Democratic Commissioner Gregg Sayre, another Cuomo appointee, said today’s decision showed that the cost of climate change needs to be incorporated into economic decisions and that closed reactors would likely be replaced with more gas facilities and higher emissions.

“I don’t think that’s the result we want,” Sayre said.

Republican Commissioner Diane Burman also voiced support for the plan, noting that anti-nuclear sentiment that surfaced in the record was expressed by individuals who don’t live near New York’s upstate reactors.

Zibelman reiterated that the plan — but not the state goal of achieving 50 percent renewable energy — could be tweaked to protect consumers should underpinning energy data change.

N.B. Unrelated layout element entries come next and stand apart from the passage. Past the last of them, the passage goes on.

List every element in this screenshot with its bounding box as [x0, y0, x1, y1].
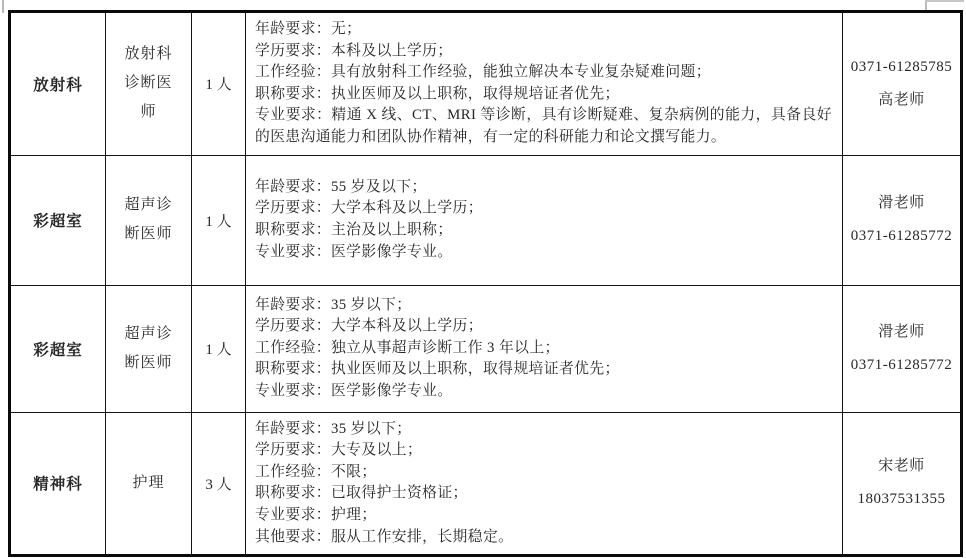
requirement-line: 其他要求：服从工作安排，长期稳定。	[255, 527, 832, 549]
contact-person: 宋老师	[844, 450, 959, 483]
requirement-line: 职称要求：主治及以上职称；	[255, 220, 832, 242]
requirement-line: 专业要求：医学影像学专业。	[255, 381, 832, 403]
requirement-line: 工作经验：具有放射科工作经验，能独立解决本专业复杂疑难问题；	[255, 62, 832, 84]
requirements-cell: 年龄要求：35 岁以下； 学历要求：大专及以上； 工作经验：不限； 职称要求：已…	[246, 412, 843, 556]
requirement-line: 专业要求：精通 X 线、CT、MRI 等诊断，具有诊断疑难、复杂病例的能力，具备…	[255, 105, 832, 148]
table-row: 精神科 护理 3 人 年龄要求：35 岁以下； 学历要求：大专及以上； 工作经验…	[10, 412, 962, 556]
requirement-line: 专业要求：医学影像学专业。	[255, 242, 832, 264]
table-row: 彩超室 超声诊断医师 1 人 年龄要求：35 岁以下； 学历要求：大学本科及以上…	[10, 285, 962, 412]
screenshot-edge-artifact-left	[2, 0, 4, 13]
contact-person: 滑老师	[844, 187, 959, 220]
requirements-cell: 年龄要求：55 岁及以下； 学历要求：大学本科及以上学历； 职称要求：主治及以上…	[246, 155, 843, 285]
table-row: 放射科 放射科诊断医师 1 人 年龄要求：无； 学历要求：本科及以上学历； 工作…	[10, 12, 962, 156]
requirement-line: 职称要求：执业医师及以上职称，取得规培证者优先；	[255, 84, 832, 106]
requirements-cell: 年龄要求：无； 学历要求：本科及以上学历； 工作经验：具有放射科工作经验，能独立…	[246, 12, 843, 156]
contact-phone: 0371-61285772	[844, 220, 959, 253]
headcount-cell: 1 人	[192, 155, 246, 285]
requirement-line: 职称要求：已取得护士资格证；	[255, 483, 832, 505]
requirement-line: 年龄要求：55 岁及以下；	[255, 177, 832, 199]
requirement-line: 学历要求：本科及以上学历；	[255, 41, 832, 63]
department-cell: 彩超室	[10, 285, 106, 412]
requirement-line: 职称要求：执业医师及以上职称，取得规培证者优先；	[255, 359, 832, 381]
requirements-cell: 年龄要求：35 岁以下； 学历要求：大学本科及以上学历； 工作经验：独立从事超声…	[246, 285, 843, 412]
contact-cell: 滑老师 0371-61285772	[843, 155, 962, 285]
requirement-line: 年龄要求：无；	[255, 19, 832, 41]
position-cell: 放射科诊断医师	[106, 12, 192, 156]
requirement-line: 工作经验：不限；	[255, 462, 832, 484]
contact-phone: 18037531355	[844, 483, 959, 516]
position-cell: 护理	[106, 412, 192, 556]
headcount-cell: 3 人	[192, 412, 246, 556]
contact-cell: 宋老师 18037531355	[843, 412, 962, 556]
department-cell: 放射科	[10, 12, 106, 156]
department-cell: 彩超室	[10, 155, 106, 285]
contact-cell: 0371-61285785 高老师	[843, 12, 962, 156]
requirement-line: 学历要求：大专及以上；	[255, 440, 832, 462]
contact-phone: 0371-61285785	[844, 51, 959, 84]
requirement-line: 学历要求：大学本科及以上学历；	[255, 198, 832, 220]
contact-person: 滑老师	[844, 316, 959, 349]
contact-phone: 0371-61285772	[844, 349, 959, 382]
requirement-line: 年龄要求：35 岁以下；	[255, 295, 832, 317]
position-cell: 超声诊断医师	[106, 155, 192, 285]
requirement-line: 工作经验：独立从事超声诊断工作 3 年以上；	[255, 338, 832, 360]
headcount-cell: 1 人	[192, 285, 246, 412]
recruitment-table: 放射科 放射科诊断医师 1 人 年龄要求：无； 学历要求：本科及以上学历； 工作…	[8, 10, 963, 557]
contact-person: 高老师	[844, 84, 959, 117]
requirement-line: 年龄要求：35 岁以下；	[255, 419, 832, 441]
headcount-cell: 1 人	[192, 12, 246, 156]
table-row: 彩超室 超声诊断医师 1 人 年龄要求：55 岁及以下； 学历要求：大学本科及以…	[10, 155, 962, 285]
department-cell: 精神科	[10, 412, 106, 556]
requirement-line: 学历要求：大学本科及以上学历；	[255, 316, 832, 338]
contact-cell: 滑老师 0371-61285772	[843, 285, 962, 412]
requirement-line: 专业要求：护理；	[255, 505, 832, 527]
position-cell: 超声诊断医师	[106, 285, 192, 412]
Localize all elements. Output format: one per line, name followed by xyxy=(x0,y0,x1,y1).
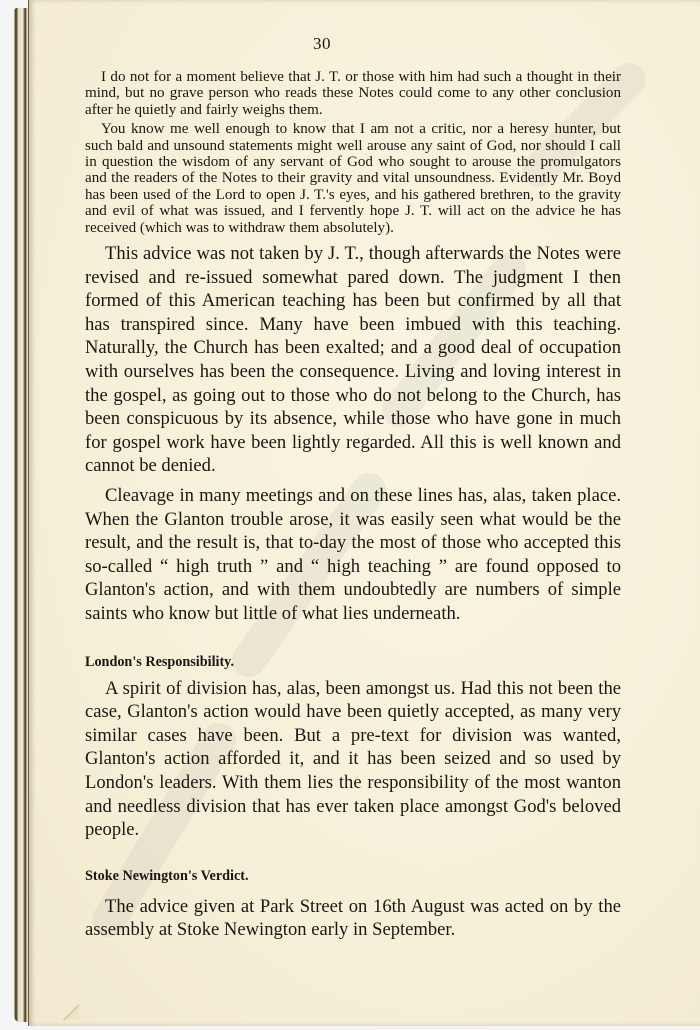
quote-paragraph: I do not for a moment believe that J. T.… xyxy=(85,69,621,118)
quote-paragraph: You know me well enough to know that I a… xyxy=(85,121,621,236)
page-corner xyxy=(63,1004,79,1020)
body-paragraph: The advice given at Park Street on 16th … xyxy=(85,895,621,942)
section-heading-londons-responsibility: London's Responsibility. xyxy=(85,654,621,671)
section-body: The advice given at Park Street on 16th … xyxy=(85,895,621,942)
page-number: 30 xyxy=(0,34,672,54)
body-text: This advice was not taken by J. T., thou… xyxy=(85,242,621,626)
section-heading-stoke-newingtons-verdict: Stoke Newington's Verdict. xyxy=(85,868,621,885)
section-body: A spirit of division has, alas, been amo… xyxy=(85,677,621,842)
body-paragraph: Cleavage in many meetings and on these l… xyxy=(85,484,621,626)
quoted-letter: I do not for a moment believe that J. T.… xyxy=(85,69,621,236)
body-paragraph: This advice was not taken by J. T., thou… xyxy=(85,242,621,478)
text-block: I do not for a moment believe that J. T.… xyxy=(85,69,621,942)
body-paragraph: A spirit of division has, alas, been amo… xyxy=(85,677,621,842)
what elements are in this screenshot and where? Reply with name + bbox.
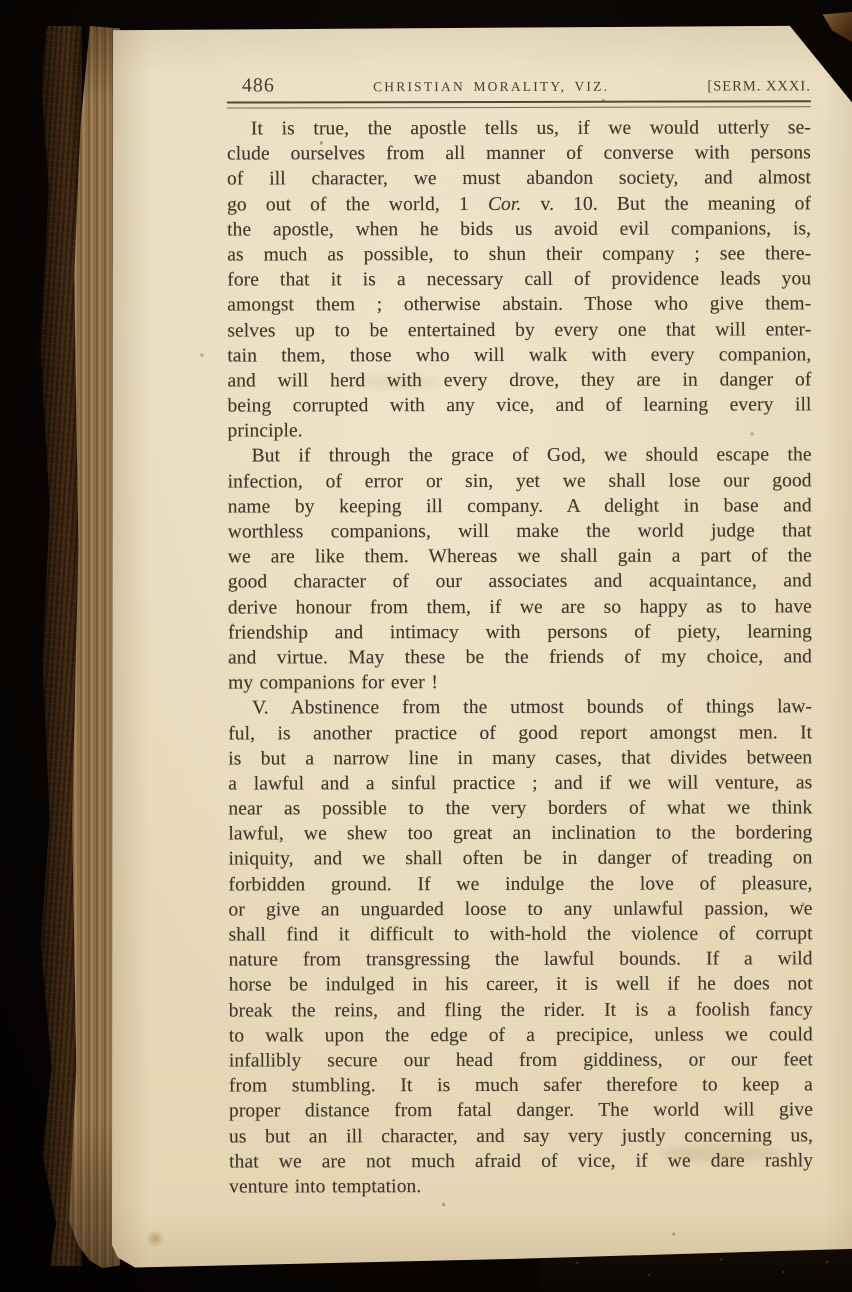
text-line: proper distance from fatal danger. The w… <box>229 1098 813 1124</box>
text-line: a lawful and a sinful practice ; and if … <box>228 770 812 796</box>
text-line: my companions for ever ! <box>228 669 812 695</box>
text-line: shall find it difficult to with-hold the… <box>229 921 813 947</box>
text-line: friendship and intimacy with persons of … <box>228 619 812 645</box>
text-line: iniquity, and we shall often be in dange… <box>228 846 812 872</box>
text-line: near as possible to the very borders of … <box>228 795 812 821</box>
dust-specks <box>111 25 112 26</box>
text-line: venture into temptation. <box>229 1173 813 1199</box>
text-line: go out of the world, 1 Cor. v. 10. But t… <box>227 191 811 217</box>
text-line: amongst them ; otherwise abstain. Those … <box>227 292 811 318</box>
text-line: and virtue. May these be the friends of … <box>228 644 812 670</box>
text-line: forbidden ground. If we indulge the love… <box>228 871 812 897</box>
text-line: of ill character, we must abandon societ… <box>227 166 811 192</box>
text-line: as much as possible, to shun their compa… <box>227 241 811 267</box>
text-line: It is true, the apostle tells us, if we … <box>227 115 811 141</box>
sermon-marker: [SERM. XXXI. <box>707 78 810 95</box>
text-line: is but a narrow line in many cases, that… <box>228 745 812 771</box>
paragraph: It is true, the apostle tells us, if we … <box>227 115 812 444</box>
paragraph: But if through the grace of God, we shou… <box>228 443 813 696</box>
text-line: from stumbling. It is much safer therefo… <box>229 1072 813 1098</box>
text-line: and will herd with every drove, they are… <box>227 367 811 393</box>
text-line: But if through the grace of God, we shou… <box>228 443 812 469</box>
page-number: 486 <box>227 74 275 97</box>
text-line: being corrupted with any vice, and of le… <box>227 392 811 418</box>
paragraph: V. Abstinence from the utmost bounds of … <box>228 695 813 1200</box>
text-line: horse be indulged in his career, it is w… <box>229 972 813 998</box>
page-surface: 486 CHRISTIAN MORALITY, VIZ. [SERM. XXXI… <box>111 23 852 1271</box>
text-line: to walk upon the edge of a precipice, un… <box>229 1022 813 1048</box>
text-line: selves up to be entertained by every one… <box>227 317 811 343</box>
stain <box>145 1231 165 1247</box>
book-page: 486 CHRISTIAN MORALITY, VIZ. [SERM. XXXI… <box>112 24 852 1270</box>
text-line: nature from transgressing the lawful bou… <box>229 946 813 972</box>
book-cover-spine <box>36 26 82 1266</box>
text-column: 486 CHRISTIAN MORALITY, VIZ. [SERM. XXXI… <box>227 23 813 1199</box>
binding-corner-fragment <box>816 12 852 42</box>
header-rule <box>227 100 811 108</box>
text-line: infallibly secure our head from giddines… <box>229 1047 813 1073</box>
text-line: we are like them. Whereas we shall gain … <box>228 543 812 569</box>
text-line: worthless companions, will make the worl… <box>228 518 812 544</box>
text-line: fore that it is a necessary call of prov… <box>227 266 811 292</box>
text-line: ful, is another practice of good report … <box>228 720 812 746</box>
page-header: 486 CHRISTIAN MORALITY, VIZ. [SERM. XXXI… <box>227 73 811 96</box>
running-title: CHRISTIAN MORALITY, VIZ. <box>275 79 708 96</box>
text-line: derive honour from them, if we are so ha… <box>228 594 812 620</box>
page-body: It is true, the apostle tells us, if we … <box>227 115 813 1199</box>
text-line: break the reins, and fling the rider. It… <box>229 997 813 1023</box>
scanned-book-photo: 486 CHRISTIAN MORALITY, VIZ. [SERM. XXXI… <box>0 0 852 1292</box>
text-line: good character of our associates and acq… <box>228 569 812 595</box>
text-line: or give an unguarded loose to any unlawf… <box>229 896 813 922</box>
text-line: principle. <box>228 418 812 444</box>
text-line: tain them, those who will walk with ever… <box>227 342 811 368</box>
text-line: lawful, we shew too great an inclination… <box>228 821 812 847</box>
text-line: us but an ill character, and say very ju… <box>229 1123 813 1149</box>
text-line: the apostle, when he bids us avoid evil … <box>227 216 811 242</box>
text-line: clude ourselves from all manner of conve… <box>227 140 811 166</box>
text-line: that we are not much afraid of vice, if … <box>229 1148 813 1174</box>
text-line: infection, of error or sin, yet we shall… <box>228 468 812 494</box>
text-line: name by keeping ill company. A delight i… <box>228 493 812 519</box>
text-line: V. Abstinence from the utmost bounds of … <box>228 695 812 721</box>
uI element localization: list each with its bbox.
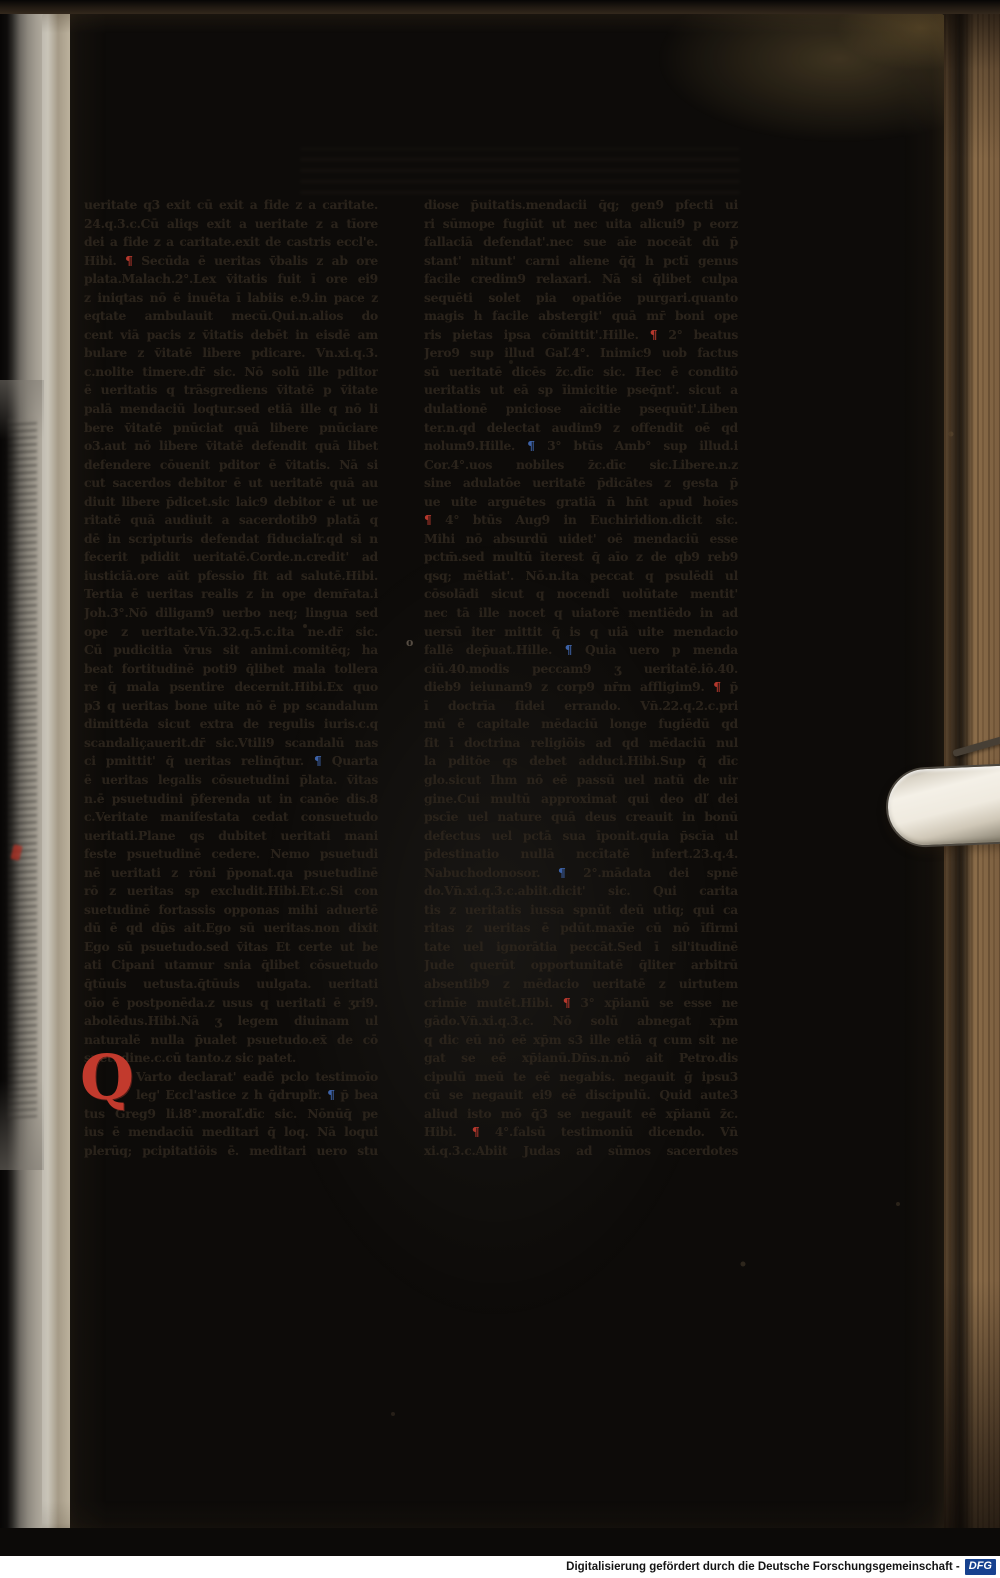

She also said addressing climate change is now a moral imperative and no longer a choice, pointing to U.N. Secretary-General Ban Ki-moon’s message during the Paris climate talks that saving the planet, lifting millions out of poverty and advancing economic growth are linked.

“It really may seem odd for an economic regulator to be so worried about carbon, but that would really be wrong,” Zibelman said. “By not effectively pricing in the cost of the environment to our electric choices, we are in fact causing economic inefficiencies.”

Commission staff said today’s decision kicks off a series of meetings and briefings with load-serving entities, including electric distribution companies, the Long Island Power Authority, the New York Power Authority, electric cooperatives and a group of direct customers.

Staff also reassured Burman that the plan would not affect revenues for utilities in the state and explained a number of changes in the final version of the clean energy standard approved today.

Yet Cuomo’s plan does face pushback from the state’s electricity grid and power market manager, the New York Independent System Operator, which has warned that doubling down on renewables could affect grid reliability (EnergyWire, Aug. 1).

And an outburst by a protester at the meeting also reflected that not all environmental groups support the agency’s path forward.

“I guess she doesn’t like renewable energy,” Zibelman said as the protester was led out of the room.